Former les dirigeants
On se dit que dans les carnets de notes des PDG, il manque certains mots. On se dit que leurs carnets sont couverts de chiffres et de rendez-vous mais que jamais ne s’y déploient les mots « adhésion », « mise en commun », « développement du capital intellectuel ». On se dit somme toute que, peut-être, ils n’ont même plus guère de carnets de notes où écrire. Alors d’autres écrivent à leur attention en espérant qu’ils seront lus, et plus encore… entendus. Dans cet ouvrage-ci, les auteurs tentent de réveiller l’idée simple que des connaissances mises en commun sont le moteur d’une réussite managériale. « Au cœur des systèmes émergents de gestion dans des systèmes de plus en plus complexes, l’amélioration des compétences et connaissances devient un élément fondamental de la performance et supplante les traditionnelles structures de contrôle du travail. » (sic) C’est donc, écrivent-ils, l’adhésion « de tous les acteurs de l’entreprise à cette dynamique de développement du capital intellectuel de l’entreprise qui permet à celle-ci de créer et de renforcer son avantage compétitif à long terme ». Les mots que nous avons mis en évidence nous font rêver.
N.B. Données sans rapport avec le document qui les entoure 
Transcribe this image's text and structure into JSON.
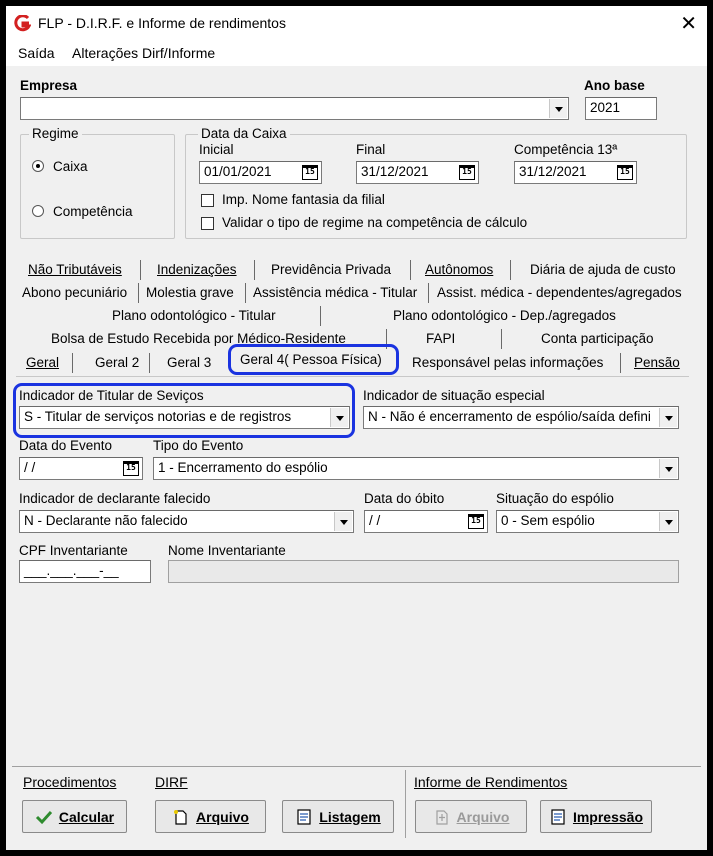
{
  "window": {
    "title": "FLP - D.I.R.F. e Informe de rendimentos"
  },
  "menu": [
    "Saída",
    "Alterações Dirf/Informe"
  ],
  "empresa": {
    "label": "Empresa",
    "value": ""
  },
  "ano_base": {
    "label": "Ano base",
    "value": "2021"
  },
  "regime": {
    "title": "Regime",
    "options": [
      "Caixa",
      "Competência"
    ],
    "selected": "Caixa"
  },
  "data_caixa": {
    "title": "Data da Caixa",
    "inicial_label": "Inicial",
    "inicial": "01/01/2021",
    "final_label": "Final",
    "final": "31/12/2021",
    "comp13_label": "Competência 13ª",
    "comp13": "31/12/2021",
    "chk_fantasia": "Imp. Nome fantasia da filial",
    "chk_validar": "Validar o tipo de regime na competência de cálculo"
  },
  "tabs": {
    "row1": [
      "Não Tributáveis",
      "Indenizações",
      "Previdência Privada",
      "Autônomos",
      "Diária de ajuda de custo"
    ],
    "row2": [
      "Abono pecuniário",
      "Molestia grave",
      "Assistência médica - Titular",
      "Assist. médica - dependentes/agregados"
    ],
    "row3": [
      "Plano odontológico - Titular",
      "Plano odontológico - Dep./agregados"
    ],
    "row4": [
      "Bolsa de Estudo Recebida por Médico-Residente",
      "FAPI",
      "Conta participação"
    ],
    "row5": [
      "Geral",
      "Geral 2",
      "Geral 3",
      "Geral 4( Pessoa Física)",
      "Responsável pelas informações",
      "Pensão"
    ],
    "active": "Geral 4( Pessoa Física)"
  },
  "form": {
    "titular_label": "Indicador de Titular de Seviços",
    "titular_value": "S - Titular de serviços notorias e de registros",
    "situacao_especial_label": "Indicador de situação especial",
    "situacao_especial_value": "N - Não é encerramento de espólio/saída defini",
    "data_evento_label": "Data do Evento",
    "data_evento_value": " / /",
    "tipo_evento_label": "Tipo do Evento",
    "tipo_evento_value": "1 - Encerramento do espólio",
    "declarante_label": "Indicador de declarante falecido",
    "declarante_value": "N - Declarante não falecido",
    "data_obito_label": "Data do óbito",
    "data_obito_value": " / /",
    "situacao_espolio_label": "Situação do espólio",
    "situacao_espolio_value": "0 - Sem espólio",
    "cpf_label": "CPF Inventariante",
    "cpf_value": "___.___.___-__",
    "nome_inv_label": "Nome Inventariante",
    "nome_inv_value": ""
  },
  "footer": {
    "procedimentos": "Procedimentos",
    "dirf": "DIRF",
    "informe": "Informe de Rendimentos",
    "calcular": "Calcular",
    "arquivo": "Arquivo",
    "listagem": "Listagem",
    "arquivo_informe": "Arquivo",
    "impressao": "Impressão"
  },
  "colors": {
    "highlight": "#1a33e0",
    "logo": "#d32020",
    "check": "#2e8b2e"
  }
}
En interrogeant la difficulté – voire l’incapacité – qu’ont la plupart des dirigeants à accepter l’idée de devoir se former et remettre en cause leurs acquis, les auteurs de ce livre tracent un diagnostic simple et complexe à la fois : les dirigeants pèchent souvent par orgueil, « blessures narcissiques », manque de recul, par manque d’outils de compréhension et d’appréhension d’une situation, et ces manques conduisent aujourd’hui plus d’une entreprise dans le mur. L’enseignement managérial tente désormais, du moins au sein de certaines écoles, de remettre au cœur de l’entreprise ce que le capitalisme a si ingénieusement éradiqué : l’humain mais aussi l’idée même que les humanités (la poésie, la philosophie…) doivent avoir la part belle dans la formation des dirigeants. On en sourirait presque.
Peut-on former les dirigeants ? L’apport de la recherche Sous la direction de Bernard Moingeon, professeur de management stratégique et directeur général adjoint d’HEC, L’Harmattan, 2003, 306 pp.